Hugs not bugs

Ceiling pics from Angelos.Be

A couple of weeks ago, I started reading a new (for me) design blog called Doorknob . Like just about everything new and interesting I find any more, I found @doorknobdesign on Twitter. Doorknob is run out of New York and it's the project of a man named Kurt Kohlstedt. He finds some great things, give him a peruse the next time you're looking for some inspiration.

Anyhow, he became tweeting about a exceptional ceiling he'd found the alternative day and I observed his hyperlink lower back to the tale. I changed into floored by using it. Bah dum bum. Yes, I become floored with the aid of it. Here are the photos he ran.

Pretty cool, huh? That ceiling is an installation in the Royal Palace in Brussels and it's the project of an artist named Jan Fabre .

It gets higher. Here's a near up shot of the ceiling and you may truly see how textured it is.
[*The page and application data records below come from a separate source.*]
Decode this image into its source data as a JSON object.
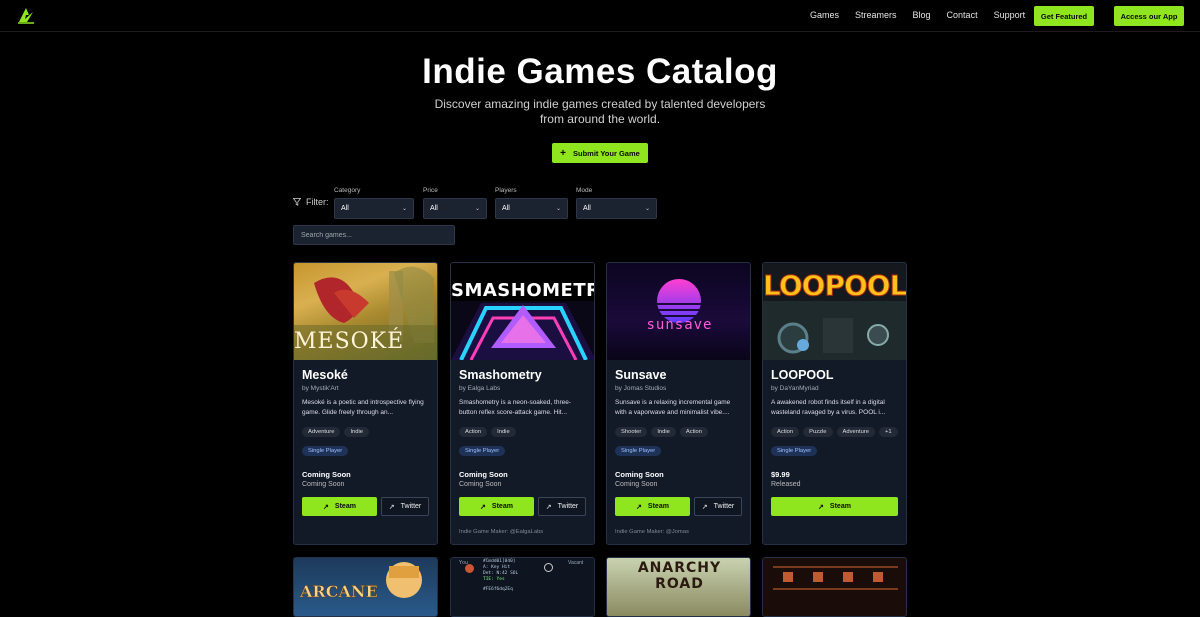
{
  "nav": {
    "links": [
      "Games",
      "Streamers",
      "Blog",
      "Contact",
      "Support"
    ],
    "get_featured": "Get Featured",
    "access_app": "Access our App"
  },
  "hero": {
    "title": "Indie Games Catalog",
    "subtitle": "Discover amazing indie games created by talented developers from around the world.",
    "submit_label": "Submit Your Game"
  },
  "filters": {
    "label": "Filter:",
    "category": {
      "label": "Category",
      "value": "All"
    },
    "price": {
      "label": "Price",
      "value": "All"
    },
    "players": {
      "label": "Players",
      "value": "All"
    },
    "mode": {
      "label": "Mode",
      "value": "All"
    },
    "search_placeholder": "Search games..."
  },
  "games": [
    {
      "title": "Mesoké",
      "by": "by Mystik'Art",
      "desc": "Mesoké is a poetic and introspective flying game. Glide freely through an...",
      "tags": [
        "Adventure",
        "Indie"
      ],
      "mode": "Single Player",
      "price": "Coming Soon",
      "status": "Coming Soon",
      "steam": "Steam",
      "twitter": "Twitter",
      "maker": "",
      "image_text": "MESOKÉ"
    },
    {
      "title": "Smashometry",
      "by": "by Ealga Labs",
      "desc": "Smashometry is a neon-soaked, three-button reflex score-attack game. Hit...",
      "tags": [
        "Action",
        "Indie"
      ],
      "mode": "Single Player",
      "price": "Coming Soon",
      "status": "Coming Soon",
      "steam": "Steam",
      "twitter": "Twitter",
      "maker": "Indie Game Maker: @EalgaLabs",
      "image_text": "SMASHOMETR"
    },
    {
      "title": "Sunsave",
      "by": "by Jomas Studios",
      "desc": "Sunsave is a relaxing incremental game with a vaporwave and minimalist vibe....",
      "tags": [
        "Shooter",
        "Indie",
        "Action"
      ],
      "mode": "Single Player",
      "price": "Coming Soon",
      "status": "Coming Soon",
      "steam": "Steam",
      "twitter": "Twitter",
      "maker": "Indie Game Maker: @Jomas",
      "image_text": "sunsave"
    },
    {
      "title": "LOOPOOL",
      "by": "by DaYanMyriad",
      "desc": "A awakened robot finds itself in a digital wasteland ravaged by a virus. POOL i...",
      "tags": [
        "Action",
        "Puzzle",
        "Adventure",
        "+1"
      ],
      "mode": "Single Player",
      "price": "$9.99",
      "status": "Released",
      "steam": "Steam",
      "twitter": "",
      "maker": "",
      "image_text": "LOOPOOL"
    }
  ],
  "second_row": {
    "arcane_text": "ARCANE",
    "anarchy_line1": "ANARCHY",
    "anarchy_line2": "ROAD",
    "vs_text_1": "You",
    "vs_text_2": "Vacant",
    "vs_line_1": "#Cmdd01[040]",
    "vs_line_2": "A: Key Hit",
    "vs_line_3": "Det: N:42 SOL",
    "vs_line_4": "TIE: Yes",
    "vs_line_5": "#FE6f6dq2Eq"
  },
  "colors": {
    "accent": "#8fe51e",
    "card_bg": "#121a27",
    "mode_badge": "#1e3258"
  }
}
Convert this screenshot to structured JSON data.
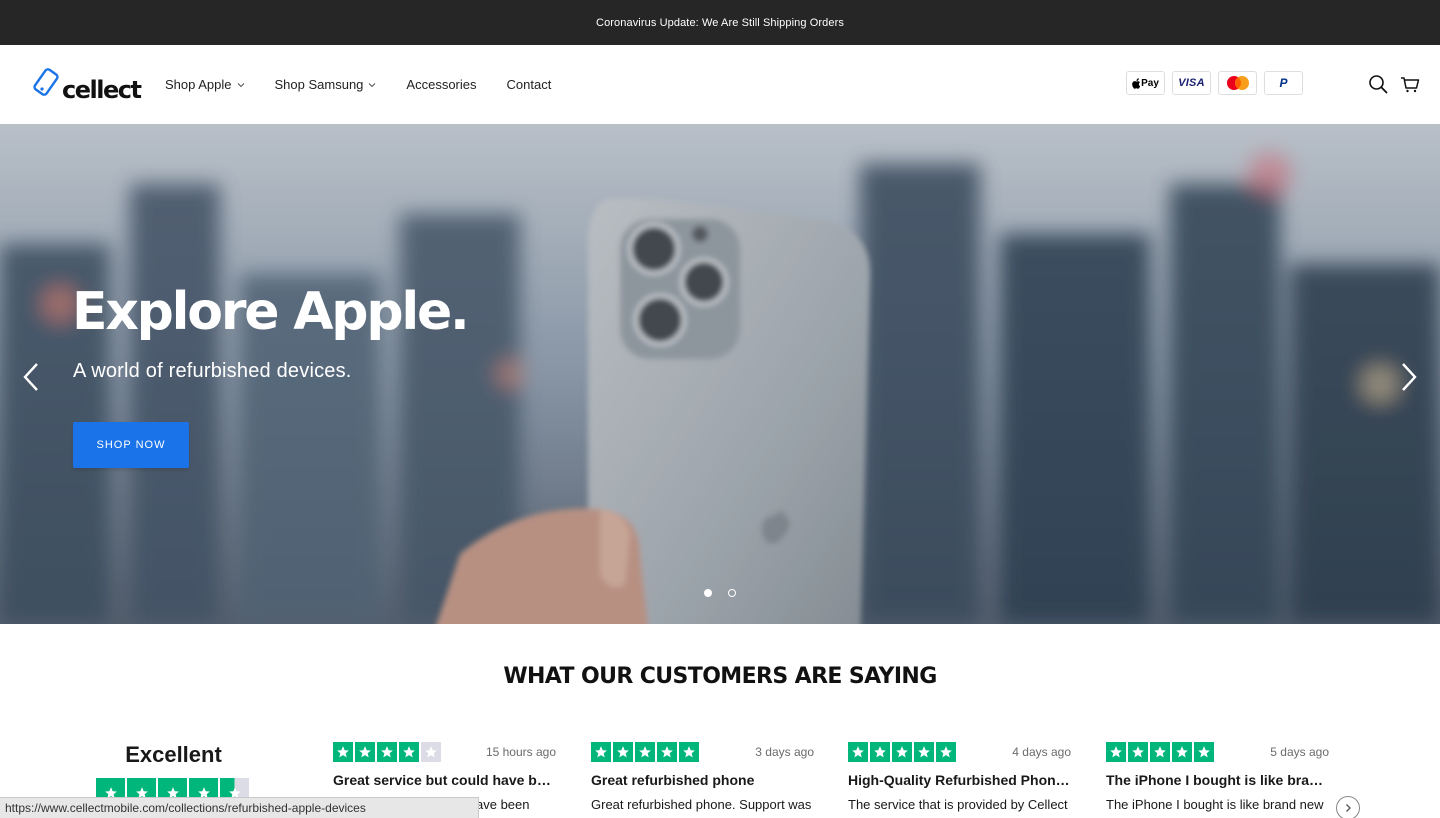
{
  "announcement": "Coronavirus Update: We Are Still Shipping Orders",
  "brand": {
    "name": "cellect",
    "accent": "#1a73e8"
  },
  "nav": {
    "items": [
      {
        "label": "Shop Apple",
        "has_dropdown": true
      },
      {
        "label": "Shop Samsung",
        "has_dropdown": true
      },
      {
        "label": "Accessories",
        "has_dropdown": false
      },
      {
        "label": "Contact",
        "has_dropdown": false
      }
    ]
  },
  "payments": {
    "applepay": "Pay",
    "visa": "VISA",
    "mastercard": "mastercard-icon",
    "paypal": "P"
  },
  "header_icons": [
    "search-icon",
    "cart-icon"
  ],
  "hero": {
    "title": "Explore Apple.",
    "subtitle": "A world of refurbished devices.",
    "cta": "SHOP NOW",
    "slide_count": 2,
    "active_slide": 1
  },
  "reviews": {
    "heading": "WHAT OUR CUSTOMERS ARE SAYING",
    "summary": {
      "rating_text": "Excellent",
      "stars": 4.5
    },
    "items": [
      {
        "stars": 4,
        "time": "15 hours ago",
        "title": "Great service but could have b…",
        "body": "ave been"
      },
      {
        "stars": 5,
        "time": "3 days ago",
        "title": "Great refurbished phone",
        "body": "Great refurbished phone. Support was"
      },
      {
        "stars": 5,
        "time": "4 days ago",
        "title": "High-Quality Refurbished Phon…",
        "body": "The service that is provided by Cellect"
      },
      {
        "stars": 5,
        "time": "5 days ago",
        "title": "The iPhone I bought is like bra…",
        "body": "The iPhone I bought is like brand new"
      }
    ],
    "star_color": "#00b67a"
  },
  "status_url": "https://www.cellectmobile.com/collections/refurbished-apple-devices"
}
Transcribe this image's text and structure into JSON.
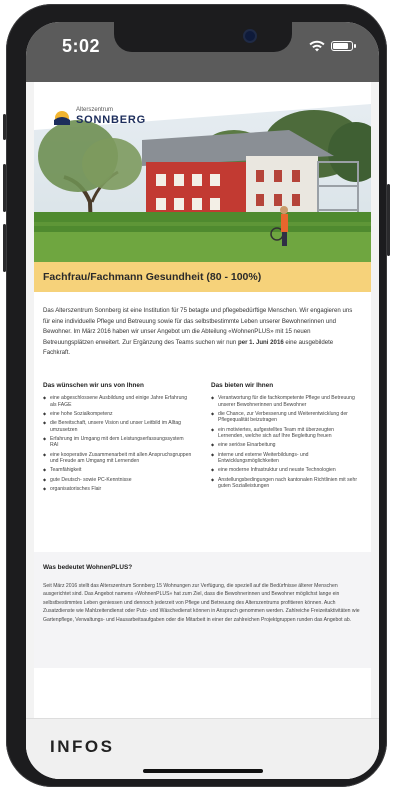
{
  "status_bar": {
    "time": "5:02",
    "icons": [
      "wifi-icon",
      "battery-icon"
    ]
  },
  "logo": {
    "small": "Alterszentrum",
    "big": "SONNBERG"
  },
  "job": {
    "title": "Fachfrau/Fachmann Gesundheit (80 - 100%)"
  },
  "intro": {
    "text": "Das Alterszentrum Sonnberg ist eine Institution für 75 betagte und pflegebedürftige Menschen. Wir engagieren uns für eine individuelle Pflege und Betreuung sowie für das selbstbestimmte Leben unserer Bewohnerinnen und Bewohner. Im März 2016 haben wir unser Angebot um die Abteilung «WohnenPLUS» mit 15 neuen Betreuungsplätzen erweitert. Zur Ergänzung des Teams suchen wir nun ",
    "bold": "per 1. Juni 2016",
    "tail": " eine ausgebildete Fachkraft."
  },
  "wishes": {
    "heading": "Das wünschen wir uns von Ihnen",
    "items": [
      "eine abgeschlossene Ausbildung und einige Jahre Erfahrung als FAGE",
      "eine hohe Sozialkompetenz",
      "die Bereitschaft, unsere Vision und unser Leitbild im Alltag umzusetzen",
      "Erfahrung im Umgang mit dem Leistungserfassungssystem RAI",
      "eine kooperative Zusammenarbeit mit allen Anspruchsgruppen und Freude am Umgang mit Lernenden",
      "Teamfähigkeit",
      "gute Deutsch- sowie PC-Kenntnisse",
      "organisatorisches Flair"
    ]
  },
  "offers": {
    "heading": "Das bieten wir Ihnen",
    "items": [
      "Verantwortung für die fachkompetente Pflege und Betreuung unserer Bewohnerinnen und Bewohner",
      "die Chance, zur Verbesserung und Weiterentwicklung der Pflegequalität beizutragen",
      "ein motiviertes, aufgestelltes Team mit überzeugten Lernenden, welche sich auf Ihre Begleitung freuen",
      "eine seriöse Einarbeitung",
      "interne und externe Weiterbildungs- und Entwicklungsmöglichkeiten",
      "eine moderne Infrastruktur und neuste Technologien",
      "Anstellungsbedingungen nach kantonalen Richtlinien mit sehr guten Sozialleistungen"
    ]
  },
  "wohnenplus": {
    "heading": "Was bedeutet WohnenPLUS?",
    "text": "Seit März 2016 stellt das Alterszentrum Sonnberg 15 Wohnungen zur Verfügung, die speziell auf die Bedürfnisse älterer Menschen ausgerichtet sind. Das Angebot namens «WohnenPLUS» hat zum Ziel, dass die Bewohnerinnen und Bewohner möglichst lange ein selbstbestimmtes Leben geniessen und dennoch jederzeit von Pflege und Betreuung des Alterszentrums profitieren können. Auch Zusatzdienste wie Mahlzeitendienst oder Putz- und Wäschedienst können in Anspruch genommen werden. Zahlreiche Freizeitaktivitäten wie Gartenpflege, Verwaltungs- und Hausarbeitsaufgaben oder die Mitarbeit in einer der zahlreichen Projektgruppen runden das Angebot ab."
  },
  "infos": {
    "label": "INFOS"
  }
}
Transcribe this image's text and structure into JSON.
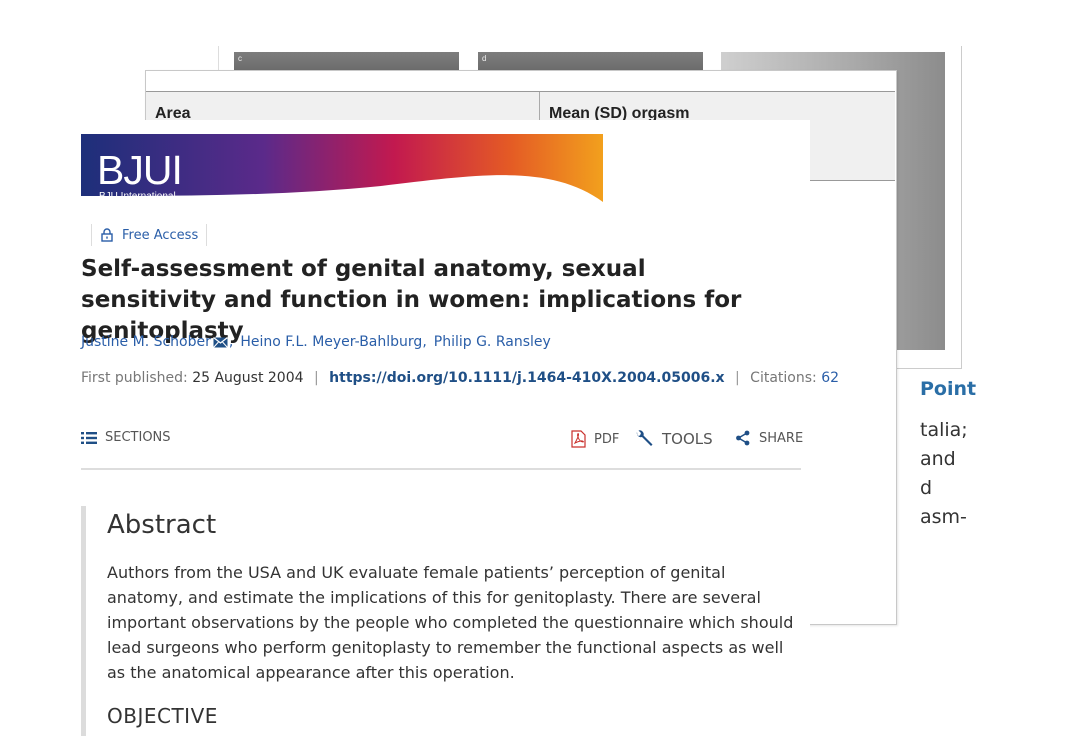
{
  "back": {
    "panel_labels": [
      "c",
      "d",
      "e"
    ],
    "text_lines": [
      "Point",
      "talia;",
      "and",
      "d",
      "asm-"
    ]
  },
  "table": {
    "col1_header": "Area",
    "col2_header": "Mean (SD) orgasm"
  },
  "journal": {
    "logo": "BJUI",
    "logo_sub": "BJU International"
  },
  "access": {
    "label": "Free Access",
    "icon": "lock-icon"
  },
  "article": {
    "title": "Self-assessment of genital anatomy, sexual sensitivity and function in women: implications for genitoplasty",
    "authors": [
      "Justine M. Schober",
      "Heino F.L. Meyer-Bahlburg",
      "Philip G. Ransley"
    ],
    "first_published_label": "First published:",
    "first_published_date": "25 August 2004",
    "doi": "https://doi.org/10.1111/j.1464-410X.2004.05006.x",
    "citations_label": "Citations:",
    "citations_count": "62"
  },
  "toolbar": {
    "sections": "SECTIONS",
    "pdf": "PDF",
    "tools": "TOOLS",
    "share": "SHARE"
  },
  "abstract": {
    "heading": "Abstract",
    "body": "Authors from the USA and UK evaluate female patients’ perception of genital anatomy, and estimate the implications of this for genitoplasty. There are several important observations by the people who completed the questionnaire which should lead surgeons who perform genitoplasty to remember the functional aspects as well as the anatomical appearance after this operation.",
    "next_heading": "OBJECTIVE"
  },
  "colors": {
    "link": "#2a5ea8",
    "doi": "#1f4f86",
    "banner_start": "#1d2f7a",
    "banner_end": "#f2a01d"
  }
}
Even nearer. Guess what it's made from.

That ceiling is a mosaic, for lack of a higher term, made from the shells of 1.3 million jewel beetles. Jewel beetles are participants of the own family Buprestidae, and the precise Buprestid right here is Sternocera aequisignata from Thailand.

Thai bugs

S.aequisignata is a food source in Thailand and Fabre set up a cottage industry in Bangkok to gather enough beetle shells to make his ceiling. Beetle shells that would have been discarded get upcycled here in every sense of the word. Along the way, some people who's lives aren't real fun got to make some money from what would have been their garbage. That's what I call a win win and the result is some downright arresting art.

So what do you think? Did Fabre usher in a new era in the decorative arts? Will we see beetle shell ceilings in the US any time soon? I can't wait to find out. Thanks Doorknob!